If she had taken him up right away, at least one local boy may have wanted to stab him in the neck and dump him in some cornfield to become a speed bump for a harvester that fall. Because Betty Ann had rules. More than half the young men lounging against fenders or propped up against the store’s wall knew her major one by heart: No going all the way. Ray could see them slit their eyes at her even as they laughed and joked. He also met Jessie, her brother, that night. Jessie offered him a cigarette, extended a lit match, said, “There’s me, Norbert, Howard, and Tom. Then there’s our sisters’ husbands—Freddie and Elmer.” He shook out the match and tossed it past Ray’s shoulder into the night. “Just me and little Norbert here right now, rest of them’s in the Army. But they will all go AWOL for family.”

Understood.

But Betty Ann also had plans. And when a well-built New York boy showed up he fit right into them. It took her two weeks to work him into her regular rotation and another couple to work the other fellows out.
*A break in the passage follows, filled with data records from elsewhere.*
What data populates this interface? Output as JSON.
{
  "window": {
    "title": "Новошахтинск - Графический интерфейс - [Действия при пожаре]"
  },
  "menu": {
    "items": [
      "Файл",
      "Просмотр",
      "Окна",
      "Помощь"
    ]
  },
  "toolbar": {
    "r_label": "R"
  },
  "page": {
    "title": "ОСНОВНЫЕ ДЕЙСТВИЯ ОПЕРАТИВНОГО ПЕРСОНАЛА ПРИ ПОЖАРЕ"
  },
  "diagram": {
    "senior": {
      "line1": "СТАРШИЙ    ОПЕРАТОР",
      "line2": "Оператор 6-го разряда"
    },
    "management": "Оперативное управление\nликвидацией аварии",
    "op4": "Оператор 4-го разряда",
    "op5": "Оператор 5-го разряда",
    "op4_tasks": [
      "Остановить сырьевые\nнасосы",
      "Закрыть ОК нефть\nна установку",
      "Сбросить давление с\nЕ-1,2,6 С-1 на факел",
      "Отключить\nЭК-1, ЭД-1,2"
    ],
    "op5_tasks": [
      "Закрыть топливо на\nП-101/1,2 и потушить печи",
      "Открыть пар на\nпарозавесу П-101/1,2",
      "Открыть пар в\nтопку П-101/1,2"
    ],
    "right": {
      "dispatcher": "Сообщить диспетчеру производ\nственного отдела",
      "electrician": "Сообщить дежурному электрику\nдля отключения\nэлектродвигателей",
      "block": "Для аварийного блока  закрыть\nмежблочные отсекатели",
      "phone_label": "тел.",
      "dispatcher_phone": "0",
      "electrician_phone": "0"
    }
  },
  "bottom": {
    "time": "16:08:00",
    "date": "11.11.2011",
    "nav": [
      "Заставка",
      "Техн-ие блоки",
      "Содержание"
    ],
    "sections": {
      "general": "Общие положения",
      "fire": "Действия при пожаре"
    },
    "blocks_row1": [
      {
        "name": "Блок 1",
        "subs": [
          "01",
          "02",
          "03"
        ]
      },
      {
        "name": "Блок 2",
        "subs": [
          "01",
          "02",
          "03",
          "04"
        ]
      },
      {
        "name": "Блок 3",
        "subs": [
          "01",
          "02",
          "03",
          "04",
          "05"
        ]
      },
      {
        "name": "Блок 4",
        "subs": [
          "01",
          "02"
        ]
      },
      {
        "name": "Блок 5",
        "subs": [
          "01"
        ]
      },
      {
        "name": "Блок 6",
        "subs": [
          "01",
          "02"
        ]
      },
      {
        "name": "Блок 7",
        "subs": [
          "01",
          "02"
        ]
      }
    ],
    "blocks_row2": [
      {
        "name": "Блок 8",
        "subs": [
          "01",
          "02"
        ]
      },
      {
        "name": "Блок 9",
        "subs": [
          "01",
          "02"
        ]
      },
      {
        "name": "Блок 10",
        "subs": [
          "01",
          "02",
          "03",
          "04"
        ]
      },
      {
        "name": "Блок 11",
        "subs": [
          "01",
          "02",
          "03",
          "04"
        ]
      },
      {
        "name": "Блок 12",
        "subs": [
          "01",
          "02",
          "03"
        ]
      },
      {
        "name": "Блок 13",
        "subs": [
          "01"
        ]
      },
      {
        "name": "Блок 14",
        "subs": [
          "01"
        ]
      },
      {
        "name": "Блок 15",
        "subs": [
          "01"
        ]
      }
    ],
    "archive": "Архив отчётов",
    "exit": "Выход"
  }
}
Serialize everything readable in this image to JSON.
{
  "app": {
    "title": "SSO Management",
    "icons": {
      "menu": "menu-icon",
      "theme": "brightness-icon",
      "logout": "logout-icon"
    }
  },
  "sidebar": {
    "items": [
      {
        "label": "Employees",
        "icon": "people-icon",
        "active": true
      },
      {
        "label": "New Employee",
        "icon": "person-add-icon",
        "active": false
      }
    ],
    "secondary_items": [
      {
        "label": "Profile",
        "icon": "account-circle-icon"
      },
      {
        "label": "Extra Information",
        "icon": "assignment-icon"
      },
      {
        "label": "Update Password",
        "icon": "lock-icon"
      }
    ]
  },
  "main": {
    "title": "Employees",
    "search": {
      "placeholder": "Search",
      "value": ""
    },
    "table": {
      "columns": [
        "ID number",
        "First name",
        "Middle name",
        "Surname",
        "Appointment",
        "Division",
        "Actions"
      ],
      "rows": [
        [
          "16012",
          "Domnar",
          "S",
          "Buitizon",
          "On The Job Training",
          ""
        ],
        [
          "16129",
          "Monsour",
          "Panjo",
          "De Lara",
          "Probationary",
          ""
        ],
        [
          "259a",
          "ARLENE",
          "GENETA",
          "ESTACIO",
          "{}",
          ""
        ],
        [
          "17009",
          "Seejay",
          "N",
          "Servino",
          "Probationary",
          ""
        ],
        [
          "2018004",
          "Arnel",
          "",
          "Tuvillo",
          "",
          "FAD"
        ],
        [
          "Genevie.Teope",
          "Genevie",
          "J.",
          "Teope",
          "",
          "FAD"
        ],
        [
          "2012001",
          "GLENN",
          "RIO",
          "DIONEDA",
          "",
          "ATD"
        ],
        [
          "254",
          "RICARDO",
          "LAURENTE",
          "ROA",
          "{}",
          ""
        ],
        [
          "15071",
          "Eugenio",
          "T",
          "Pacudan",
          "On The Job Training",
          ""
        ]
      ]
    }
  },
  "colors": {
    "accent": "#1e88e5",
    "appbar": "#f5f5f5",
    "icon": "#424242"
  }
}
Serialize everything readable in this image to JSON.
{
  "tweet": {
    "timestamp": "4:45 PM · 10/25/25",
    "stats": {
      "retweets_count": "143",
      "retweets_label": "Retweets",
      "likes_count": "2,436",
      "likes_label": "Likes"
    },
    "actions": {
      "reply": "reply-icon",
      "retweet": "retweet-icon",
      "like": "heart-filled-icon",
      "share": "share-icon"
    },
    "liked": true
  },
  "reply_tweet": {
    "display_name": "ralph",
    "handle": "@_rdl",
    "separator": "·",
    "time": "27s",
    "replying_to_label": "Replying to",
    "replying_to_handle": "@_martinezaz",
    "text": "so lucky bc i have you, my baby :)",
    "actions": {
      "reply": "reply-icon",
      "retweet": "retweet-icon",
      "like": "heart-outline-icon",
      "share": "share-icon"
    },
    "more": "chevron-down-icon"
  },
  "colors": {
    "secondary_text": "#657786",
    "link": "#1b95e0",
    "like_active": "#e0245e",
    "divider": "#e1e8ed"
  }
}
By then, the crowd looked forward to his stories about rent parties and train rides to Harlem to sneak into clubs. She played him and he let her. There was nothing else to do. He arranged the spices alphabetically and the knives by size. He wrote letters home about picnics among the bees on the banks of the Mississippi and the violent storms that shook the ends of the earth.

And he fried chicken.

He saw boiling oil when he closed his eyes. He no longer noticed its hot speckles on his forearm. He learned Betty Ann’s various rules and how they all had exceptions. He assumed a girl as popular as she had already made an exception to her major rule. He wasn’t surprised that August night in the cemetery on the hill when she didn’t stop him at the usual time. They lay on a blanket they had used earlier for a picnic by the river. Heat lightning flashed over Missouri to the west and lit up tall columns of thunderheads. He slipped into her but was surprised by a current of resistance he didn’t know existed. She grunted as he pushed past. He froze.

She moved first, rocking her hips. He matched her. Those New York women had an itch he had learned to scratch, but none of that compared to this. This falling, falling, and never wanting to stop. Wanting it to always be now, never wanting it to be after. Later, she straightened her clothes as fat raindrops fell. He thought he glimpsed blood on her handkerchief as she folded it away in her pocketbook. They never spoke about that. They didn’t have to. They were one.

End of summer and he wanted to cry. She didn’t, so he couldn’t. She had a plan, and certain things happened in a certain order. In her plan, love came first. The only certain thing that happened to be out of order was Lonnie. He was on his way to being born by the time Betty Ann arrived in New York that fall.